Raker has additionally struggled to get satisfactory take care of her daughter, regardless that she and her husband are each physicians. Pissed off by docs who don’t perceive the situation, the Rakers determined to fly from their dwelling in California to Colorado’s Nationwide Jewish Well being for Youngsters COVID-19 Evaluation Program—an possibility Raker is aware of not each household has, however one she felt was vital for hers. Since insurance coverage doesn’t cowl the clinic’s care, the Rakers are paying for it with cash they’d saved for Darya’s bat mitzvah, which needed to be canceled resulting from her well being.

“I actually wasn’t okay with the concept of my daughter [only] having the ability to sit up in mattress and tolerate life,” Raker says. “I wished her to be again. I need her to be her sassy teenage self, doing sports activities and never being exhausted by having a shower.”

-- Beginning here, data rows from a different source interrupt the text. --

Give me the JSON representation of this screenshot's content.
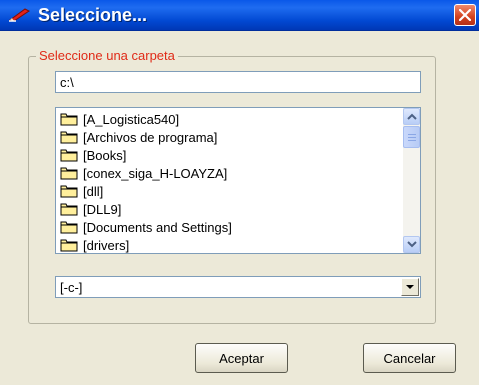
{
  "window": {
    "title": "Seleccione...",
    "accent": "#0a58e8",
    "close_color": "#d2411d"
  },
  "group": {
    "legend": "Seleccione una carpeta",
    "legend_color": "#e02b18"
  },
  "path": {
    "value": "c:\\"
  },
  "folders": [
    {
      "label": "[A_Logistica540]"
    },
    {
      "label": "[Archivos de programa]"
    },
    {
      "label": "[Books]"
    },
    {
      "label": "[conex_siga_H-LOAYZA]"
    },
    {
      "label": "[dll]"
    },
    {
      "label": "[DLL9]"
    },
    {
      "label": "[Documents and Settings]"
    },
    {
      "label": "[drivers]"
    }
  ],
  "drive": {
    "selected": "[-c-]"
  },
  "buttons": {
    "ok_label": "Aceptar",
    "cancel_label": "Cancelar"
  },
  "icons": {
    "app": "pencil-icon",
    "close": "close-icon",
    "folder": "folder-icon",
    "scroll_up": "chevron-up-icon",
    "scroll_down": "chevron-down-icon",
    "dropdown": "dropdown-arrow-icon"
  }
}
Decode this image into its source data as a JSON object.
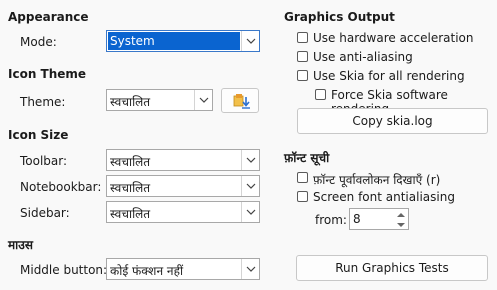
{
  "appearance": {
    "heading": "Appearance",
    "mode_label": "Mode:",
    "mode_value": "System"
  },
  "icon_theme": {
    "heading": "Icon Theme",
    "theme_label": "Theme:",
    "theme_value": "स्वचालित"
  },
  "icon_size": {
    "heading": "Icon Size",
    "toolbar_label": "Toolbar:",
    "toolbar_value": "स्वचालित",
    "notebookbar_label": "Notebookbar:",
    "notebookbar_value": "स्वचालित",
    "sidebar_label": "Sidebar:",
    "sidebar_value": "स्वचालित"
  },
  "mouse": {
    "heading": "माउस",
    "middle_button_label": "Middle button:",
    "middle_button_value": "कोई फंक्शन नहीं"
  },
  "graphics_output": {
    "heading": "Graphics Output",
    "hw_accel": "Use hardware acceleration",
    "anti_aliasing": "Use anti-aliasing",
    "skia_all": "Use Skia for all rendering",
    "force_skia_sw": "Force Skia software rendering",
    "copy_skia_log": "Copy skia.log"
  },
  "font_list": {
    "heading": "फ़ॉन्ट सूची",
    "preview_fonts": "फ़ॉन्ट पूर्वावलोकन दिखाएँ (r)",
    "screen_aa": "Screen font antialiasing",
    "from_label": "from:",
    "from_value": "8"
  },
  "run_tests": "Run Graphics Tests"
}
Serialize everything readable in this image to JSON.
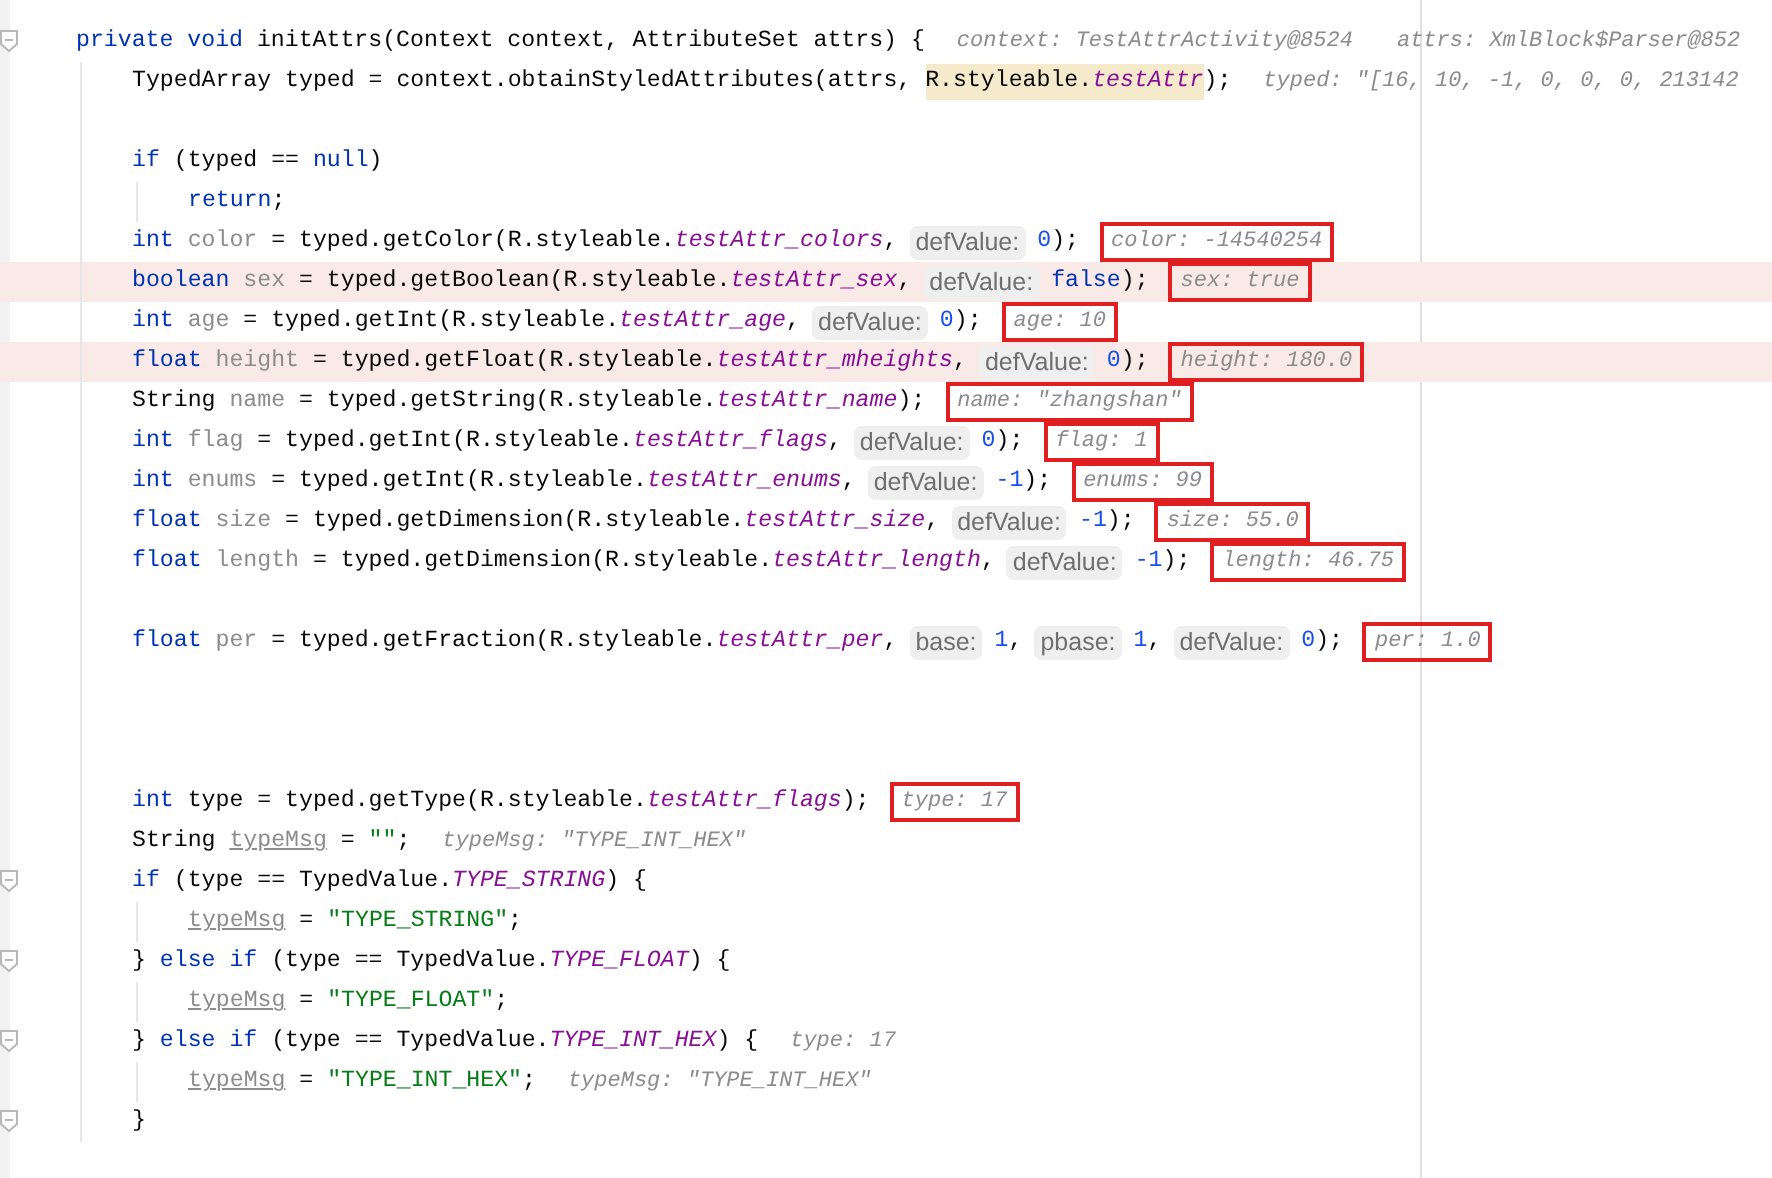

Nationwide Jewish Well being takes an intensive method to treating youngsters with Lengthy COVID, says program director Dr. Nathan Rabinovitch. For per week or longer, youngsters meet with quite a few specialists for assessments and therapy planning. The clinic solely sees one or two sufferers per week, so its method isn’t one thing that could possibly be simply duplicated at giant scale—however Rabinovitch says they’ve had success with personalized therapy plans. Regardless of these optimistic outcomes, Rabinovitch stays involved about the way forward for his sufferers.

“How a lot of that is transient, and the way a lot of that is everlasting?” Rabinovitch asks. “How a lot of what occurs as a young person or as a child goes to proceed into maturity?”

That query haunts Jenessa, whose 9-year-old daughter has had Lengthy COVID signs for about 5 months and who requested to make use of solely her first identify to protect her household’s privateness. As a consequence of signs together with post-exertional malaise, dizziness, nausea, abdomen ache, speedy coronary heart price, complications, and cognitive dysfunction, her daughter can solely deal with three hours of faculty per day and has needed to get rid of extracurricular actions.

Jenessa’s “worst worry,” she says, is that her daughter won’t ever get higher. She tries to not suppose past the current—partly as a result of her daughter’s situation varies drastically from at some point to the subsequent—however says it’s onerous to not fear about Lengthy COVID sticking round endlessly. “It’s a really actual risk, and it’s terrifying,” she says. “As a guardian, you’re continually having to suck down this terror that you’ve about what’s happening. You may’t actually course of it since you’re making an attempt to operate and never utterly freak out your little one.”

There are long-haulers who stay sick greater than two years after getting contaminated, and discovering remedies for them is essential. However Yonts says a number of youngsters get higher inside a yr—typically even with out formal therapy. “It’s on the uncommon aspect that they’ve zero enchancment over time,” she says.

Ayden often uses a motorized chair to preserve energy. (Julie Renée Jones for TIME)

Ayden usually makes use of a motorized chair to protect power.

Julie Renée Jones for TIME

Ayden Varno can attest to that. After being basically disabled by his ache for nearly a yr, his signs have improved since getting into Rainbow Infants’ post-COVID clinic and making an attempt a mix of bodily remedy, acupuncture, therapeutic massage, sleep and nerve-pain remedy, and dietary supplements. Although his mobility remains to be restricted and he struggles with mind fog, fatigue, and seizures, he’s again in school on a modified schedule and capable of be energetic for just a few hours at a time and see buddies.

“Simply preserve pushing, and look on the brilliant aspect,” Ayden says. “Don’t take a look at the detrimental aspect. There’s all the time hope.”